I am really excited for this week’s topic because I have spent all semester researching and preparing for this week’s presentation! The topic this week is “Human Rights”. It’s such a broad topic it’s hard to cover everything. I wanted to cover something I really am intrigued by.
I was on my way home from New York when I saw that one of my choices on this 6-hour flight back home was some TED Talks. I was lucky enough to stumble upon a TED Talk given by Reshma Saujani, the founder of a non-profit organization called Girls Who Code.
“Girls Who Code is a non-profit organization which aims to support and increase the number of women in computer science. The organization runs summer programs which teach computing and programming skills to high school girls.” (Wikipedia)

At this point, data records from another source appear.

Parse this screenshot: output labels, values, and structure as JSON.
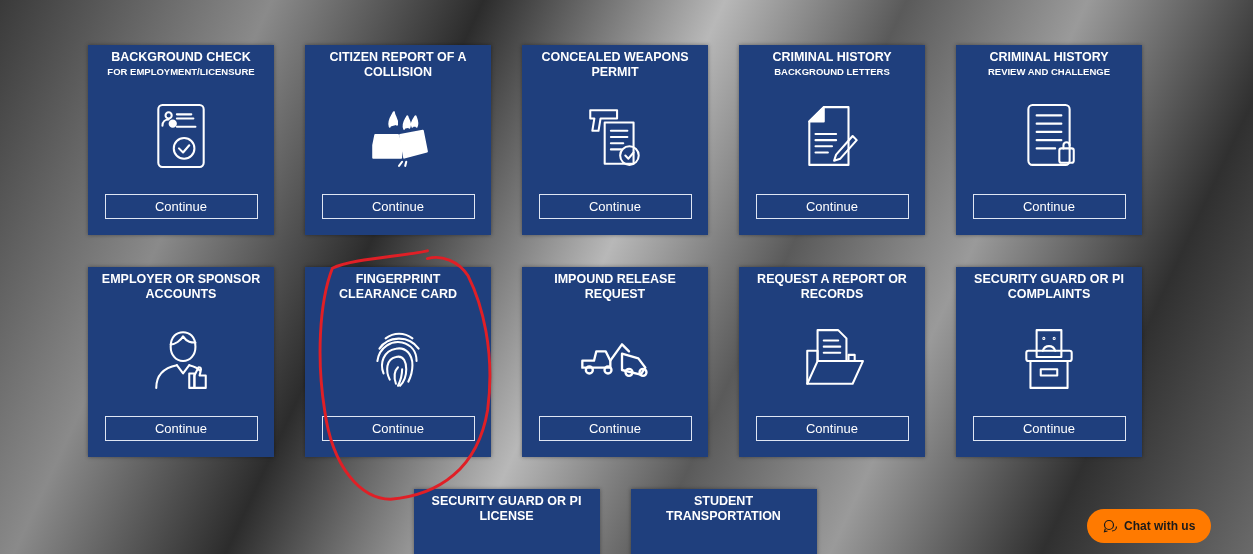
{
  "cards": [
    {
      "title": "BACKGROUND CHECK",
      "subtitle": "FOR EMPLOYMENT/LICENSURE",
      "button": "Continue"
    },
    {
      "title": "CITIZEN REPORT OF A COLLISION",
      "button": "Continue"
    },
    {
      "title": "CONCEALED WEAPONS PERMIT",
      "button": "Continue"
    },
    {
      "title": "CRIMINAL HISTORY",
      "subtitle": "BACKGROUND LETTERS",
      "button": "Continue"
    },
    {
      "title": "CRIMINAL HISTORY",
      "subtitle": "REVIEW AND CHALLENGE",
      "button": "Continue"
    },
    {
      "title": "EMPLOYER OR SPONSOR ACCOUNTS",
      "button": "Continue"
    },
    {
      "title": "FINGERPRINT CLEARANCE CARD",
      "button": "Continue"
    },
    {
      "title": "IMPOUND RELEASE REQUEST",
      "button": "Continue"
    },
    {
      "title": "REQUEST A REPORT OR RECORDS",
      "button": "Continue"
    },
    {
      "title": "SECURITY GUARD OR PI COMPLAINTS",
      "button": "Continue"
    },
    {
      "title": "SECURITY GUARD OR PI LICENSE"
    },
    {
      "title": "STUDENT TRANSPORTATION"
    }
  ],
  "chat": {
    "label": "Chat with us"
  }
}
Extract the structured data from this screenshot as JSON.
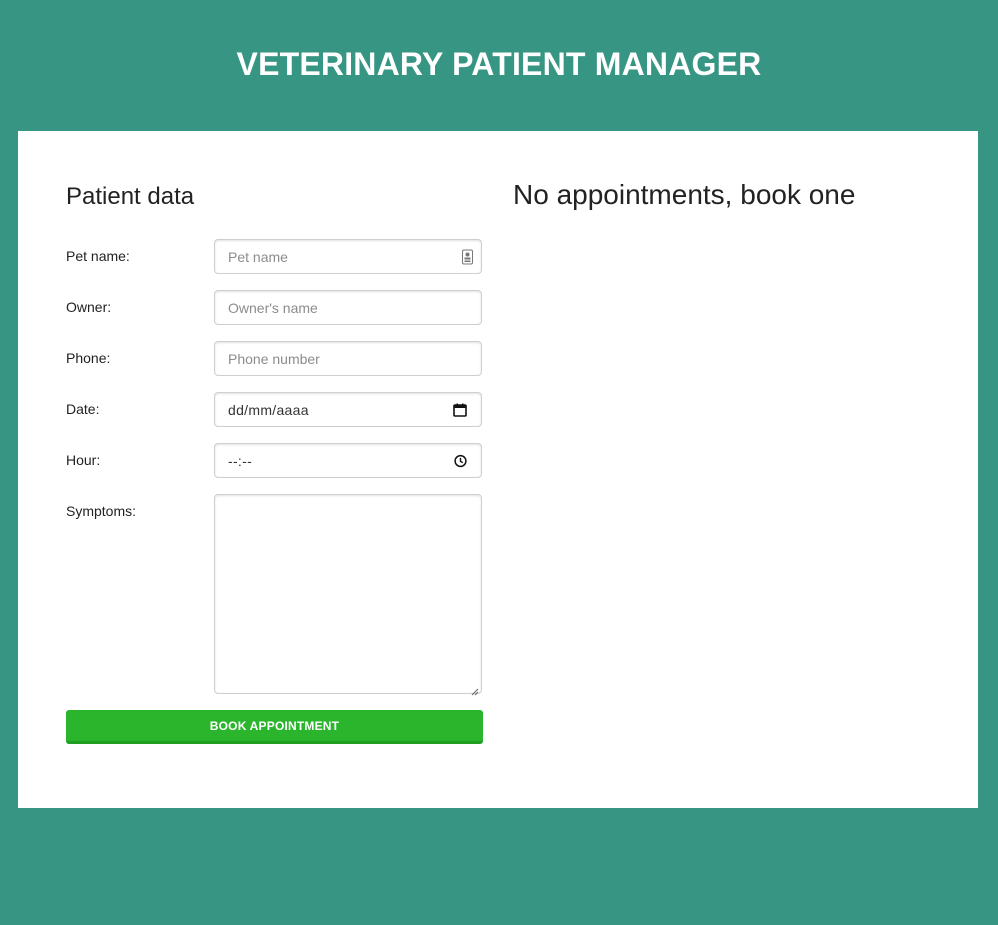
{
  "app": {
    "title": "VETERINARY PATIENT MANAGER"
  },
  "form": {
    "title": "Patient data",
    "fields": {
      "pet": {
        "label": "Pet name:",
        "placeholder": "Pet name"
      },
      "owner": {
        "label": "Owner:",
        "placeholder": "Owner's name"
      },
      "phone": {
        "label": "Phone:",
        "placeholder": "Phone number"
      },
      "date": {
        "label": "Date:",
        "value": "dd/mm/aaaa"
      },
      "hour": {
        "label": "Hour:",
        "value": "--:--"
      },
      "symptoms": {
        "label": "Symptoms:",
        "value": ""
      }
    },
    "submit_label": "BOOK APPOINTMENT"
  },
  "appointments": {
    "empty_message": "No appointments, book one"
  },
  "colors": {
    "background": "#379683",
    "button": "#2bb52d"
  },
  "icons": {
    "pet_input": "contact-card-icon",
    "date_input": "calendar-icon",
    "hour_input": "clock-icon"
  }
}
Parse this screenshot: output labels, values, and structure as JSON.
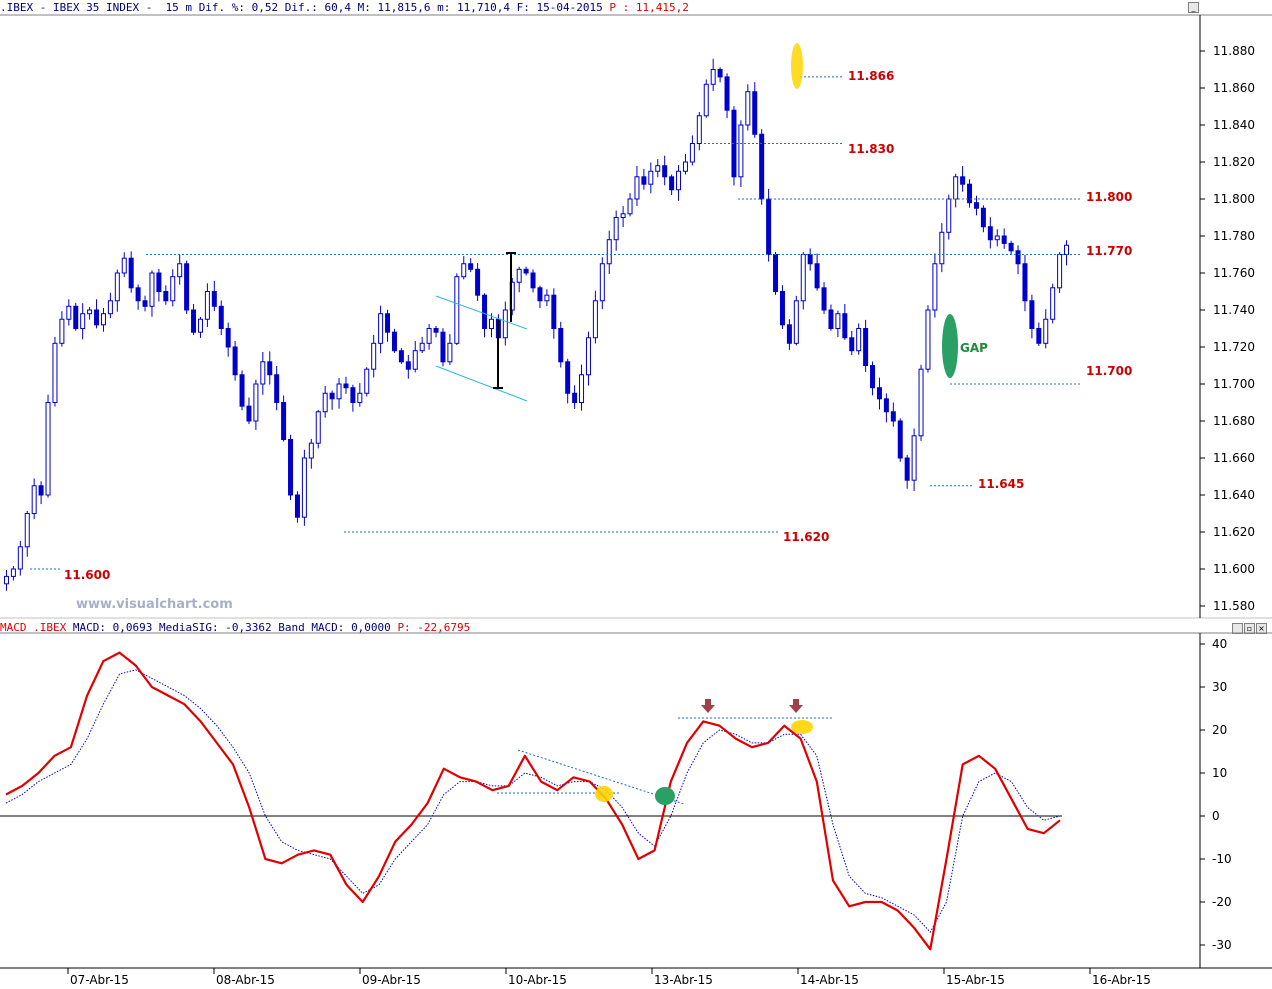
{
  "header": {
    "symbol": ".IBEX - IBEX 35 INDEX -  15 m",
    "dif_pct_label": "Dif. %:",
    "dif_pct": "0,52",
    "dif_label": "Dif.:",
    "dif": "60,4",
    "max_label": "M:",
    "max": "11,815,6",
    "min_label": "m:",
    "min": "11,710,4",
    "date_label": "F:",
    "date": "15-04-2015",
    "price_label": "P :",
    "price": "11,415,2"
  },
  "macd_header": {
    "name": "MACD_.IBEX",
    "macd_label": "MACD:",
    "macd": "0,0693",
    "sig_label": "MediaSIG:",
    "sig": "-0,3362",
    "band_label": "Band_MACD:",
    "band": "0,0000",
    "p_label": "P:",
    "p": "-22,6795"
  },
  "watermark": "www.visualchart.com",
  "colors": {
    "candle": "#0000cc",
    "macd": "#e00000",
    "signal": "#0000cc",
    "level_text": "#cc0000",
    "level_line": "#1f6fb0",
    "channel": "#2ab8d8",
    "yellow_marker": "#ffd400",
    "green_marker": "#2aa064",
    "arrow": "#a0404a"
  },
  "chart_data": [
    {
      "type": "candlestick",
      "title": "",
      "x_dates": [
        "07-Abr-15",
        "08-Abr-15",
        "09-Abr-15",
        "10-Abr-15",
        "13-Abr-15",
        "14-Abr-15",
        "15-Abr-15",
        "16-Abr-15"
      ],
      "y_ticks": [
        "11.580",
        "11.600",
        "11.620",
        "11.640",
        "11.660",
        "11.680",
        "11.700",
        "11.720",
        "11.740",
        "11.760",
        "11.780",
        "11.800",
        "11.820",
        "11.840",
        "11.860",
        "11.880"
      ],
      "ylim": [
        11575,
        11900
      ],
      "key_levels": [
        {
          "value": "11.600"
        },
        {
          "value": "11.620"
        },
        {
          "value": "11.645"
        },
        {
          "value": "11.700"
        },
        {
          "value": "11.770"
        },
        {
          "value": "11.800"
        },
        {
          "value": "11.830"
        },
        {
          "value": "11.866"
        }
      ],
      "annotations": [
        "GAP"
      ],
      "approx_closes": [
        11596,
        11600,
        11612,
        11630,
        11645,
        11640,
        11690,
        11722,
        11735,
        11742,
        11730,
        11738,
        11740,
        11732,
        11738,
        11745,
        11760,
        11768,
        11752,
        11745,
        11742,
        11760,
        11750,
        11745,
        11758,
        11765,
        11740,
        11728,
        11735,
        11750,
        11742,
        11730,
        11720,
        11705,
        11688,
        11680,
        11700,
        11712,
        11705,
        11690,
        11670,
        11640,
        11628,
        11660,
        11668,
        11685,
        11695,
        11692,
        11700,
        11698,
        11690,
        11695,
        11708,
        11722,
        11738,
        11728,
        11718,
        11712,
        11708,
        11718,
        11722,
        11730,
        11728,
        11712,
        11722,
        11758,
        11765,
        11762,
        11748,
        11730,
        11735,
        11725,
        11740,
        11755,
        11762,
        11760,
        11752,
        11745,
        11748,
        11730,
        11712,
        11695,
        11690,
        11705,
        11725,
        11745,
        11765,
        11778,
        11790,
        11792,
        11800,
        11812,
        11808,
        11815,
        11818,
        11812,
        11805,
        11815,
        11820,
        11830,
        11845,
        11862,
        11870,
        11866,
        11848,
        11812,
        11840,
        11858,
        11835,
        11800,
        11770,
        11750,
        11732,
        11722,
        11745,
        11770,
        11765,
        11752,
        11740,
        11730,
        11738,
        11725,
        11718,
        11730,
        11710,
        11698,
        11692,
        11685,
        11680,
        11660,
        11648,
        11672,
        11708,
        11740,
        11765,
        11782,
        11800,
        11812,
        11808,
        11798,
        11795,
        11785,
        11778,
        11780,
        11776,
        11772,
        11765,
        11745,
        11730,
        11722,
        11735,
        11752,
        11770,
        11775
      ]
    },
    {
      "type": "line",
      "title": "",
      "x_dates": [
        "07-Abr-15",
        "08-Abr-15",
        "09-Abr-15",
        "10-Abr-15",
        "13-Abr-15",
        "14-Abr-15",
        "15-Abr-15",
        "16-Abr-15"
      ],
      "y_ticks": [
        "40",
        "30",
        "20",
        "10",
        "0",
        "-10",
        "-20",
        "-30"
      ],
      "ylim": [
        -35,
        41
      ],
      "series": [
        {
          "name": "MACD",
          "values": [
            5,
            7,
            10,
            14,
            16,
            28,
            36,
            38,
            35,
            30,
            28,
            26,
            22,
            17,
            12,
            2,
            -10,
            -11,
            -9,
            -8,
            -9,
            -16,
            -20,
            -14,
            -6,
            -2,
            3,
            11,
            9,
            8,
            6,
            7,
            14,
            8,
            6,
            9,
            8,
            4,
            -2,
            -10,
            -8,
            8,
            17,
            22,
            21,
            18,
            16,
            17,
            21,
            18,
            8,
            -15,
            -21,
            -20,
            -20,
            -22,
            -26,
            -31,
            -10,
            12,
            14,
            11,
            4,
            -3,
            -4,
            -1
          ]
        },
        {
          "name": "MediaSIG",
          "values": [
            3,
            5,
            8,
            10,
            12,
            18,
            26,
            33,
            34,
            32,
            30,
            28,
            25,
            21,
            16,
            10,
            0,
            -6,
            -8,
            -9,
            -10,
            -14,
            -18,
            -16,
            -10,
            -6,
            -2,
            5,
            8,
            8,
            7,
            7,
            10,
            9,
            7,
            8,
            8,
            6,
            2,
            -4,
            -7,
            0,
            10,
            17,
            20,
            19,
            17,
            17,
            19,
            19,
            14,
            -2,
            -14,
            -18,
            -19,
            -21,
            -23,
            -27,
            -20,
            0,
            8,
            10,
            8,
            2,
            -1,
            0
          ]
        }
      ]
    }
  ]
}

Reshma spoke about her past and how it relates to her future. However, what I was inspired and shook by was what she said about women and men in this society. “girls are raised to be perfect while boys are raised to ‘be brave’. (TED Talk)
This quote really hit me because I feel like I can relate to this so strongly. She spoke about how men are more likely to apply for a job when they only fit 60% of the qualifications. Then, women won’t apply for this same job unless they fit 100% of the qualifications. She alluded to the fact that this makes women choose careers that are more ‘safe’ than risky, because society has taught them that they cannot fail—they have to be perfect. This denies women a chance to grow. After growing up in gymnastics, and crafting my mind and morals around a sport where ‘perfection’ actually existed in a score of a ‘perfect 10’—I feel this pressure constantly. I have found myself more likely to choose situations that I know I will succeed at, rather than picking something that I know I have a good chance to fail. This has been something I have been working on my whole life because I have been made aware of it. The scary thing is—some women aren’t. They spend their entire lives being “perfect’ instead of brave and their abilities are cut short.
Reshma and I have the same beliefs about spreading the word about being brave. Whether it’s taking on a new career in coding, or applying for that job you might fail at—be brave. We want to teach our girls that being brave is even better than always being perfect.